I've ordered sth from an internet shop, and it's not been delivered, so I complained twice.
This time I got this reply, that I'm not quite sure I understand correctly, any help, please?  ::  
To ensure that your order is delivered quickly and isn't held up by customs clearance procedures, we create a replacement order with charges when an international order is lost, damaged, or incorrect. The charge for this order is $33.94. We're also refunding the same amount ($33.94) to your original order. Both the charge and refund will be applied to the credit card used on the original order; the refund should be processed within the next 2-3 business days.

----------


## paulb

> I've ordered sth from an internet shop, and it's not been delivered, so I complained twice.
> This time I got this reply, that I'm not quite sure I understand correctly, any help, please?  
> To ensure that your order is delivered quickly and isn't held up by customs clearance procedures, we create a replacement order with charges when an international order is lost, damaged, or incorrect. The charge for this order is $33.94. We're also refunding the same amount ($33.94) to your original order. Both the charge and refund will be applied to the credit card used on the original order; the refund should be processed within the next 2-3 business days.

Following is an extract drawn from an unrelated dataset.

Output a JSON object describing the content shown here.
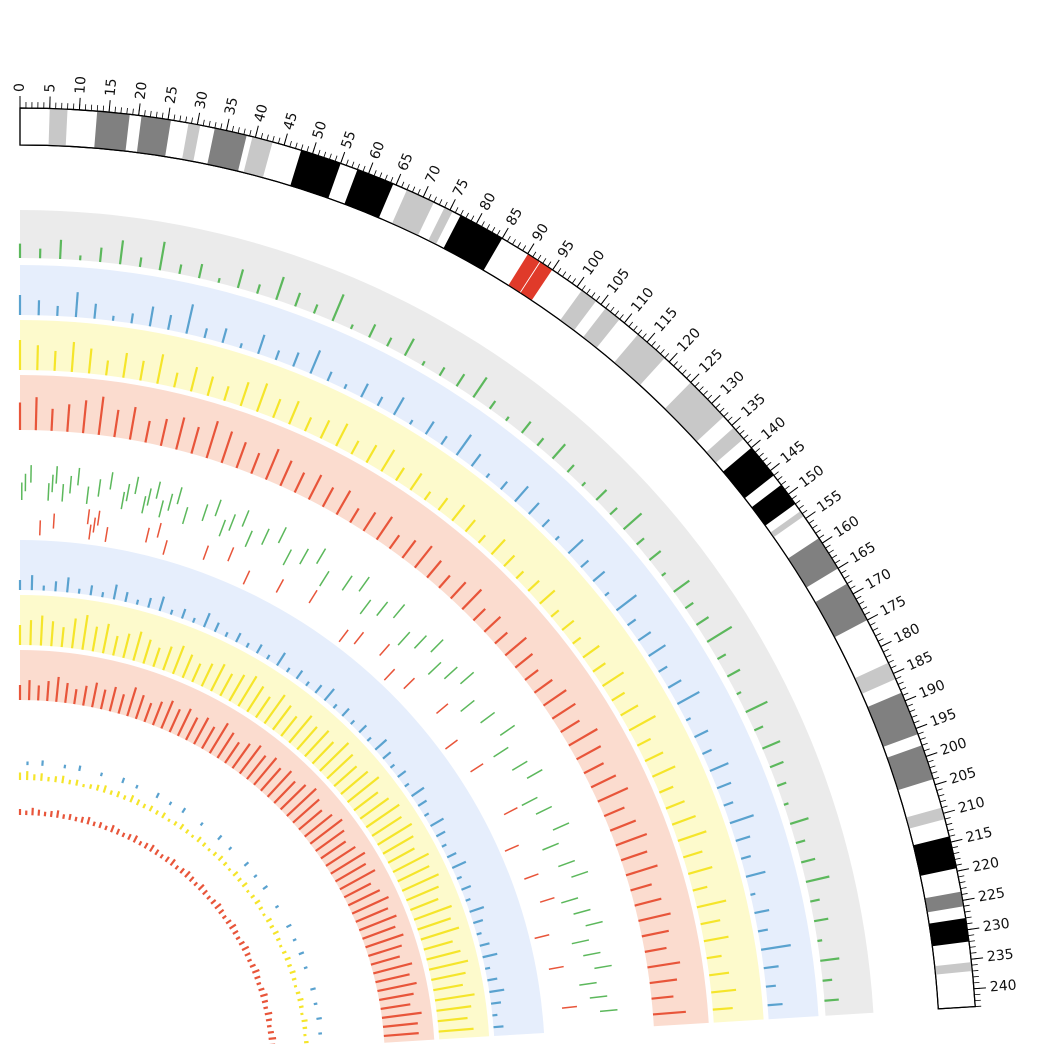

 I can't explain what the company is thinking, but they say they will give you a charge and a credit on your credit card and send another item to you. That should mean that you don't pay any money. There is probably something about customs procedures that prevents them from sending an item for free, so they charge you for it and also give you a refund. 
In other words, you just have to wait a little longer.

----------


## kamka

I wonder if they do it on purpose to make it sounds so bloody complicated :/ 
anyway, thanks a lot  ::

----------